Real situations that occurred with my ex:
- She would go to bed at 8:00 PM. If I joined her and tried to initiate some form or physical contact…she would say something to the effect, “You can fuck me if you want…but be quick about it”. I actually tried this a few times but found that a woman lying there not making the slightest sound or movement was disturbing.
- She actually fell asleep during my performing oral sex or during intercourse…quite a few times actually. Makes a guy feel REAL good….
- She answered the phone on a couple of occasions…during sex. It wasn’t an emergency…was her sister one time and a friend the other time. Actually started talking to the caller as if nothing was going on….I got up and left.
- It got to the point where I was begging for some sort of sexual contact. She would appease me by “allowing” me to go down on her…but refused anything past that.

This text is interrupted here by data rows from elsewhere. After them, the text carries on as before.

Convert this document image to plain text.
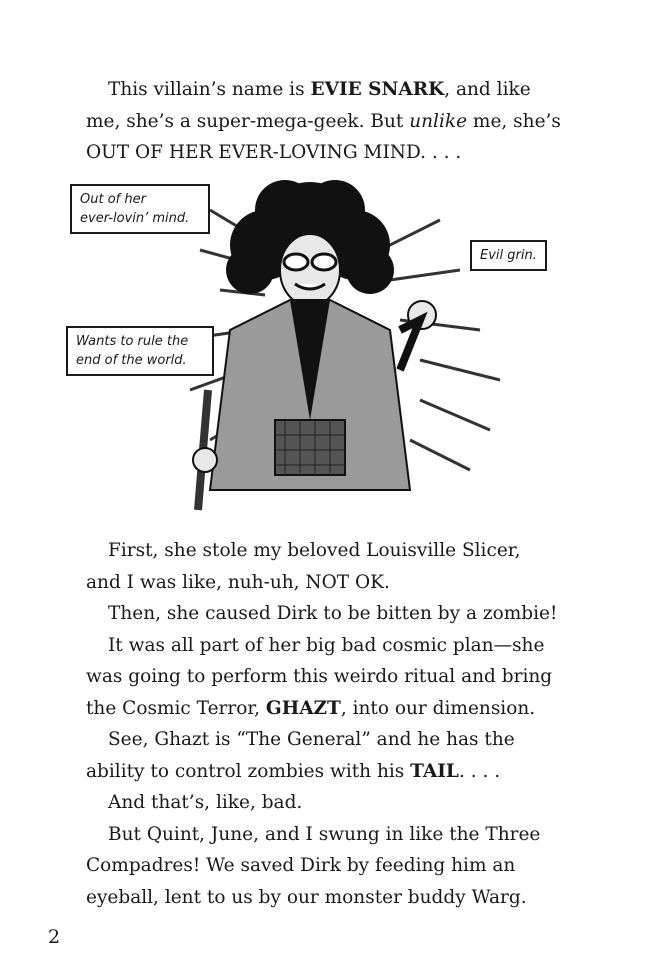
This villain’s name is EVIE SNARK, and like
me, she’s a super-mega-geek. But unlike me, she’s
OUT OF HER EVER-LOVING MIND. . . .

Out of her
ever-lovin’ mind.
Evil grin.
Wants to rule the
end of the world.

First, she stole my beloved Louisville Slicer,
and I was like, nuh-uh, NOT OK.
Then, she caused Dirk to be bitten by a zombie!
It was all part of her big bad cosmic plan—she
was going to perform this weirdo ritual and bring
the Cosmic Terror, GHAZT, into our dimension.
See, Ghazt is “The General” and he has the
ability to control zombies with his TAIL. . . .
And that’s, like, bad.
But Quint, June, and I swung in like the Three
Compadres! We saved Dirk by feeding him an
eyeball, lent to us by our monster buddy Warg.

2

- Her response to anything that might be considered even a bit forceful ie: harder pounding?? If you will was an “over-the-top” OWWW (very loud!) or closing of her barely open legs.
- IF I got a blowjob…I can remember a few times in 15 years…I imagine it like fucking a blow up doll…no effort whatsoever on her part…like fucking a pudding cup??
- Sex itself was without the slightest sound, no movement and there was almost a desire to keep her legs as close together as possible.
- Missionary only…any other position was “perverted”
I thought on many occasions that she has been the victim of some sexual assault in her past…but she never said so…and I never found out. I asked her later in our relationship to seek some sort of help because I felt her sexual response was “off” but she refused.
Regardless, I eventually gave up on her. I turned ALL of my attention to porn. For me it was a quick release and a way to remove the tension that otherwise would be creeping into my every thought. I spent the last 8 years of my marriage having sex with my hand and the only time I can remember having actual sex with her was when she was completely drunk.
I am happy to say that I have never experienced that level of disinterest in sex from any other partner since. However when I get an idea that my partner has no great interest, would rather be sleeping or is just going through the motions for my benefit…it is a complete turnoff for me. I should note that my greatest pleasure from sex is derived from my psychological pleasure as opposed to physical…so physical alone just doesn’t cut it.
That got me wondering about how sex with a prostitute or a casual encounter would work for me…hence the reason for this post. I don’t know if I could actually have sex with a woman just for sex. That is to say, I don’t know if I could pay a woman to use her vagina for my personal physical satisfaction. I think that I may not even become physically aroused enough for it to be physically possible. I don’t know if a casual encounter would work much better because in the back of my mind I would be thinking, this is JUST sex…a thought that appeals to me in fantasy but not reality.
If I were to have sex for the sake of my pleasure alone…it would not last as long as lovemaking does. I wouldn’t pace myself or hold off for her. I wouldn’t care if what I wanted to do was not appealing to her…it would be about me. The only time my mind is ok with “using” a woman for sex is when it is part of a fantasy in my head and the actual physical stimulation is typically being provided by my hand.